Husband & Wife, Both Municipal Leaders, Earn Executive MPA Degrees
In 1999, Joe Monzo, then chief financial officer for Ewing Township, NJ, had more than 20 years experience in the public sector. Looking for an opportunity to advance his career, he considered pursuing a master’s degree — a suggestion made by the mayor of Ewing Township at that time.
“I chose the Rutgers Executive Master of Public Administration (EMPA) program because of the name and the convenient location in Mercer County,” says Monzo. He started the program a year later and graduated with his EMPA degree in 2001.
Reflecting upon his experience in the program, Monzo believes that his education from the EMPA helped him a great deal. “The professionals in my program became an important part of my career advancement. One of my fellow students eventually took a leadership position as the director of the Division of Local Government Services and hired me in 2003 to be his deputy,” he recalls. When the director resigned six months later, Monzo was promoted to acting director. Working in a statewide position he felt he was in a “dream job,” achieving the aspirations that he and his classmates had had in graduate school.
Although Monzo’s experience with the state was valuable, his heart was with local government management. After a year, he went back to local government as he accepted the position of chief financial officer and deputy manager of South Brunswick Township; a position he has held since 2004.
In addition to making important contacts in his graduate program, Monzo recognizes other benefits as well. “It has afforded me the street ‘cred’ to be sought after for advice and consultation on key state and local government issues by many organizations including Rutgers University and the New Jersey League of Municipalities,” says Monzo. In fact, he has been actively involved in professional organizations including the league and the Government Finance Officers Association of New Jersey, where he currently serves as chairman of the central region and of the legislative and recruitment committee.
In the Monzo household, Joe isn’t the only one who has benefitted from the Rutgers EMPA program. In 2012, his wife Kathy, assistant administrator/director of finance for Princeton, started the program and is slated to graduate in spring 2016. Reflecting upon her experience in the EMPA, she feels there are many benefits.
Kathy Monzo and Joe Monzo, shown at a fundraising event, both have earned the Rutgers Executive Master of Public Administration (EMPA) degree, a collaboration of Rutgers-Camden with Rutgers Center for Executive Leadership in Government.
“The level of knowledge and learning I experienced was so much more than I expected,” recalls Kathy, who also earned her undergraduate degree from Rutgers College, double majoring in economics and English. She also noted that the structure of the program’s cohort model also added to her experience. “I loved working with a team; I reaped so many benefits from their diverse perspectives.”
The Executive Master of Public Administration degree is offered by the Rutgers-Camden Department of Public Policy and Administration in collaboration with Rutgers Center for Executive Leadership in Government, a unit of the Rutgers Division of Continuing Studies.
Alan Zalkind, director, Rutgers Center for Government Services and EMPA faculty member, notes: “In addition to their status as ‘students’ they each have prominent and successful professional careers, which is exactly the goal of the EMPA program.”
Now one of the students has become a teacher.
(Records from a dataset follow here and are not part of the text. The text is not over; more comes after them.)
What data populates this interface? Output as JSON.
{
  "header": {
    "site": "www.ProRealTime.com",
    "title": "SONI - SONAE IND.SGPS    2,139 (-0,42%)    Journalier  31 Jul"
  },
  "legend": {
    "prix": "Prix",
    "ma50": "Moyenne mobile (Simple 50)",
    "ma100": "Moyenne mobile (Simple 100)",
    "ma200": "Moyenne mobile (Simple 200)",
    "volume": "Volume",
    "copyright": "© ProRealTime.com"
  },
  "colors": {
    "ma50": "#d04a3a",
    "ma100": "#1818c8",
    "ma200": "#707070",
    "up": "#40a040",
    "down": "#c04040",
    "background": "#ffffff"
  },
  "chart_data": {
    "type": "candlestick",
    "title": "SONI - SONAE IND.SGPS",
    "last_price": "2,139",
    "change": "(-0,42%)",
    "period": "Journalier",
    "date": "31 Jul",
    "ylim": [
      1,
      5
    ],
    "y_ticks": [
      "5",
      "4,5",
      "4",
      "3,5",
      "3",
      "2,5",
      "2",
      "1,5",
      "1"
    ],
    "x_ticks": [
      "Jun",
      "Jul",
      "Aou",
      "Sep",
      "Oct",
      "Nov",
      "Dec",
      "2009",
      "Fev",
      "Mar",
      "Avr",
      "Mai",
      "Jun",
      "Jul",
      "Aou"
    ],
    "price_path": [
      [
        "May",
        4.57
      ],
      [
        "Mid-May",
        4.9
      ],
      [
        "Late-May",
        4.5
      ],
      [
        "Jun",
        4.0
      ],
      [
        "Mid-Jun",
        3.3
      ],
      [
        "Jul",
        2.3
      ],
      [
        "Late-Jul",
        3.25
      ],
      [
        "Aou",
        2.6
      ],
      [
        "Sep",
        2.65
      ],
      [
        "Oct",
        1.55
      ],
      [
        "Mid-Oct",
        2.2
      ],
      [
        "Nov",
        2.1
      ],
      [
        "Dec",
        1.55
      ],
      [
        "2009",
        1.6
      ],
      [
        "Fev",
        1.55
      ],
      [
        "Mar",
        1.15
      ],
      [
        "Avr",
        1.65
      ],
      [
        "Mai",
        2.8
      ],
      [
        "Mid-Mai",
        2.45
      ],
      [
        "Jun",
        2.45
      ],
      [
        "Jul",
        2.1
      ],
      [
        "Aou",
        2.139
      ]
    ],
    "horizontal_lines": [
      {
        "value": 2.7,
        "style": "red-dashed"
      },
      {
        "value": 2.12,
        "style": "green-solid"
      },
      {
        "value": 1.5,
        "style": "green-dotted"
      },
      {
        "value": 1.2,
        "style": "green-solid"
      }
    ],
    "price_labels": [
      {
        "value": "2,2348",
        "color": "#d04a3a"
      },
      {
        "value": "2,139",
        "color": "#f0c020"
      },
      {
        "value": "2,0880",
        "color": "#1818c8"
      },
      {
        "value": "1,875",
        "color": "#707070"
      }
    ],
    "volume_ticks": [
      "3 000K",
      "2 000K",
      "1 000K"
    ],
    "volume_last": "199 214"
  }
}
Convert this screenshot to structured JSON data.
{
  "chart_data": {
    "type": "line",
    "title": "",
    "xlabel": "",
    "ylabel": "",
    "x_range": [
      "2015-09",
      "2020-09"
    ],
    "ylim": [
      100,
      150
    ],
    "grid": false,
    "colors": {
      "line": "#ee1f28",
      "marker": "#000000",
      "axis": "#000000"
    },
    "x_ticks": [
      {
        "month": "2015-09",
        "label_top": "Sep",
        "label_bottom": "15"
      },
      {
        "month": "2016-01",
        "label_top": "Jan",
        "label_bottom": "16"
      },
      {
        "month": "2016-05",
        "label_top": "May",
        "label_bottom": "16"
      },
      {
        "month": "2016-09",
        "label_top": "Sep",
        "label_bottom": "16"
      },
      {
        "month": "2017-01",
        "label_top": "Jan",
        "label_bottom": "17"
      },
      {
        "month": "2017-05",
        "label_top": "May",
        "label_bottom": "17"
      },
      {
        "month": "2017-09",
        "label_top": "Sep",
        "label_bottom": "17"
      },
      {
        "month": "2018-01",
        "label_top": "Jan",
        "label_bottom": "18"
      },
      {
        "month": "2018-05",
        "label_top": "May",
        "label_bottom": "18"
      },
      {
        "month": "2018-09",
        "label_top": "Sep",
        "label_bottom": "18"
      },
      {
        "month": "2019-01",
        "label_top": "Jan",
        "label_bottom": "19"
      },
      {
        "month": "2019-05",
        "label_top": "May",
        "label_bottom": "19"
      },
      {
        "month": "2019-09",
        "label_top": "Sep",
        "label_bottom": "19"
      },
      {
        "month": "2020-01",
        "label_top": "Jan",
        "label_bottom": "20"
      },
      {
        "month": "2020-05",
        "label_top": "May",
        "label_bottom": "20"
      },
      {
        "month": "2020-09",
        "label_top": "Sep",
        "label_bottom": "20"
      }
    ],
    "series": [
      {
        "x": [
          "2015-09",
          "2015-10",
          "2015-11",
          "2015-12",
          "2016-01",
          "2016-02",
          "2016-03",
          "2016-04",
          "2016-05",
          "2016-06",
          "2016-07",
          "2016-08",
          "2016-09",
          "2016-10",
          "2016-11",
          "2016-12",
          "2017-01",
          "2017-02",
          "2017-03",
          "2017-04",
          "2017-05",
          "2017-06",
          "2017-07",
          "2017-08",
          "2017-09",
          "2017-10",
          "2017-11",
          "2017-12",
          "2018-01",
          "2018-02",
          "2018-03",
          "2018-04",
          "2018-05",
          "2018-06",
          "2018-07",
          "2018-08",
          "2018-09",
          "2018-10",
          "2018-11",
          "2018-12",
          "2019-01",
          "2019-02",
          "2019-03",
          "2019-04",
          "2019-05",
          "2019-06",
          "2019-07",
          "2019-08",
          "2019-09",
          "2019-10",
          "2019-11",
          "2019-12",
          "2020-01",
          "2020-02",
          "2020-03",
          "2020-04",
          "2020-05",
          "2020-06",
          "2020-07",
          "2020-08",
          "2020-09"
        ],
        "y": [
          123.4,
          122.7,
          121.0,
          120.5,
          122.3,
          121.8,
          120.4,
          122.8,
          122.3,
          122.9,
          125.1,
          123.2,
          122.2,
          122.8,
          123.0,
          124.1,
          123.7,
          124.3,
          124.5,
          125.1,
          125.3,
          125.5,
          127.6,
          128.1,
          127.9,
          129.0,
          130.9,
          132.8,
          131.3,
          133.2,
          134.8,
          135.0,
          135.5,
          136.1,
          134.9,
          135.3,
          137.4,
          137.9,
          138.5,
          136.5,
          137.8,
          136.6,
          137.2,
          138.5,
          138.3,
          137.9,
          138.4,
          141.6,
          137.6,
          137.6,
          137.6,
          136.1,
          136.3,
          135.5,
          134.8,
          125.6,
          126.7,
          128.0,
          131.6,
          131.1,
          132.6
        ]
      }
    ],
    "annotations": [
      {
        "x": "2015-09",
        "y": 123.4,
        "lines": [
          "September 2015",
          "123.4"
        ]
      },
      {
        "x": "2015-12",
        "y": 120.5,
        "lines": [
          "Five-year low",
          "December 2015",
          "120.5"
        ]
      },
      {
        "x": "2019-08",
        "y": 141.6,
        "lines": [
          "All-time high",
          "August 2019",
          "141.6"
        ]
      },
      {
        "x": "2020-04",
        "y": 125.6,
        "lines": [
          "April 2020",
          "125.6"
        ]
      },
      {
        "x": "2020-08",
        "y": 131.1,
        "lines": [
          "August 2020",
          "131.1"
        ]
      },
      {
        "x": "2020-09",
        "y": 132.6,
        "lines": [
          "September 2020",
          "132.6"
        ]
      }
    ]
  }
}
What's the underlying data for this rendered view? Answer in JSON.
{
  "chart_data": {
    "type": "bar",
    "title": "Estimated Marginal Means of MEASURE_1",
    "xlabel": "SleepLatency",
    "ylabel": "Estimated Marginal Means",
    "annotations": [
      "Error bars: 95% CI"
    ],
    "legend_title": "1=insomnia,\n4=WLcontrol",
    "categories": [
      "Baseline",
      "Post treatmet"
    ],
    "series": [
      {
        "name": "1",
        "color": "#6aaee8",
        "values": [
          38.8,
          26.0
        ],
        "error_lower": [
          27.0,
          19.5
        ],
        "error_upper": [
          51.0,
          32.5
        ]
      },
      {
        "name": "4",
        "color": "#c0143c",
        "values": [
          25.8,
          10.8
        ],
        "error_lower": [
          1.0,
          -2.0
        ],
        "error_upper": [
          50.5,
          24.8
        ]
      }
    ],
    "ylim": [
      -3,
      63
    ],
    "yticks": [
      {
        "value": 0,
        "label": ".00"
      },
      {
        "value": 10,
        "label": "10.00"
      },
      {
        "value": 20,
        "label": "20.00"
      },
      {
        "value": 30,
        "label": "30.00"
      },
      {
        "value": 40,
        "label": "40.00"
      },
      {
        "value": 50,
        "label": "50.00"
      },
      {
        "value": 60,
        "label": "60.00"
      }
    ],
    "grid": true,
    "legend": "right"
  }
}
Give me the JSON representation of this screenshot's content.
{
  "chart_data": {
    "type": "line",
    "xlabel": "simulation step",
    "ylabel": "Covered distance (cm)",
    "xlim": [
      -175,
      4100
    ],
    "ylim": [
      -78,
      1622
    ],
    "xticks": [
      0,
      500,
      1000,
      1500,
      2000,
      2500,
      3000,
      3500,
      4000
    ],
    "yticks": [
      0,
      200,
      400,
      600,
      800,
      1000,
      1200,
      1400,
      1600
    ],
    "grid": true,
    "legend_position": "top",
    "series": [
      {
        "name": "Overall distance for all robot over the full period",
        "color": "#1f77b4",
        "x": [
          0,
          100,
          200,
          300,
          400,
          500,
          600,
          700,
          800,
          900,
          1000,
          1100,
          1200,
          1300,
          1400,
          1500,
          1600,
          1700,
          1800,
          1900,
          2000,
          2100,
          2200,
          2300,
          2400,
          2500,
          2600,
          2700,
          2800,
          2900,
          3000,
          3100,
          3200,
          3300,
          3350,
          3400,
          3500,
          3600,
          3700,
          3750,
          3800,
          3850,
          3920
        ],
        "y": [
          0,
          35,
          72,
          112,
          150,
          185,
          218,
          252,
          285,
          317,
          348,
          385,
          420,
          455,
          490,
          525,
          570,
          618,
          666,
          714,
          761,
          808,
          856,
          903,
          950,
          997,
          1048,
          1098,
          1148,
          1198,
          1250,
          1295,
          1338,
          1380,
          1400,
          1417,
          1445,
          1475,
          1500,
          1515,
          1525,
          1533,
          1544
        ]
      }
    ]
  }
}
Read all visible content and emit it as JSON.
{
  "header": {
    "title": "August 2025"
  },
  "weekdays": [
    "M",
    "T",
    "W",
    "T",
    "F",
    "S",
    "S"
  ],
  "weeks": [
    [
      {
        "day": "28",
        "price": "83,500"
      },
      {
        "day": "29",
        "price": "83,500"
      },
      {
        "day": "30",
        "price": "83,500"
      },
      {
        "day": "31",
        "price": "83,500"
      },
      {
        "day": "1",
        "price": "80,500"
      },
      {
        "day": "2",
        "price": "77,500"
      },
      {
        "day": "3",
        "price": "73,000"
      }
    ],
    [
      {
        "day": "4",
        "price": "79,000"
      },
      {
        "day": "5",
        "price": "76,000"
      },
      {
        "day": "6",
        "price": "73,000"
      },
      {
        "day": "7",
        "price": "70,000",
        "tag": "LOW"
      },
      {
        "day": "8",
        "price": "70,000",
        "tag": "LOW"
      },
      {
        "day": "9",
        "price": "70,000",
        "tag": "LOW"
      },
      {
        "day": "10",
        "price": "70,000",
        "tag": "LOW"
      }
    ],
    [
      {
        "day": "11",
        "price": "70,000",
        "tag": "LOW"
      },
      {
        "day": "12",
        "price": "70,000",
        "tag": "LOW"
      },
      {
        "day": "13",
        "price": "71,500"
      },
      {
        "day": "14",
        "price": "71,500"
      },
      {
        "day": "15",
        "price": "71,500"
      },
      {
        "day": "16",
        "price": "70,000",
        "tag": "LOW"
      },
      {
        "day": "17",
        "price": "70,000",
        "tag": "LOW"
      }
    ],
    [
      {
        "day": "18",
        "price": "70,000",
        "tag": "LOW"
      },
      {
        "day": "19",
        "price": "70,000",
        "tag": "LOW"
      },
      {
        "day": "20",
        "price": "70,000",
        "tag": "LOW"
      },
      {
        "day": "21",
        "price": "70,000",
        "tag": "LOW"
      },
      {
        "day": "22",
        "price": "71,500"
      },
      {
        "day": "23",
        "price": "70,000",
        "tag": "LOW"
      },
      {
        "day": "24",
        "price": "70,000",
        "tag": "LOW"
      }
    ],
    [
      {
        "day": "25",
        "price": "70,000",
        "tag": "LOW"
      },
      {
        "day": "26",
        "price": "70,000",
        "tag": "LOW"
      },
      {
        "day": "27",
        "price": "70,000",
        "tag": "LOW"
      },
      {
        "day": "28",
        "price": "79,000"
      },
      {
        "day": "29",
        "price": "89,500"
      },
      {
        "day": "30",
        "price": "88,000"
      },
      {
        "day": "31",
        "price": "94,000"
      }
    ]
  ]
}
While the Monzos were at a retirement dinner for a colleague, Joe was approached about teaching in the program. “I thought on it for a few days and decided to do it,” recalls Joe. He began teaching in the program in Fall 2015 as instructor for the Financial Management of Public Programs course. But it wasn’t his first experience with teaching, since the experienced administrator had been an instructor for Rutgers Center for Government Services in the Certified Municipal Finance Officer program and revised the Municipal Budget Textbook used in that program.
Being an instructor for the EMPA program has been another important career step for Joe. He adds, “Teaching in the EMPA program allows me to take 35 years of experience at many levels of government and use it constructively. I can see that the students in the program are looking to take the same career advances I was back in 2000, when I first started in the program.”
It’s that breadth of experience that made him a natural choice as an instructor for the program. As Angie McGuire, EMPA program director, notes, “He [Joe] has built a very successful career after receiving his MPA from Rutgers…and is now considered one of the most experienced and knowledgeable CFOs—by both practitioners and associations.”
Joe Monzo notes the importance of programs like the EMPA as public service and the current political landscape requires competent thinkers. “Programs like the EMPA are helping to create those individuals,” he adds.
For those considering the Rutgers EMPA program, both Joe and Kathy have advice. Kathy encourages future students to “not go into the program with any set ideas,” as the classes and students who make up the cohort make it a truly unique experience. “Be open to every perspective and think about what you can bring to the team,” she adds.
Likewise, Joe recognizes how the EMPA can help individuals professionally. “If you are feeling ‘stuck’ in your current job and are looking for a personal and professional challenge, then go back to school, he advises. “Remember how much fun you had in high school and college? Well, this is not that. But it is worth the effort if you put in the effort.”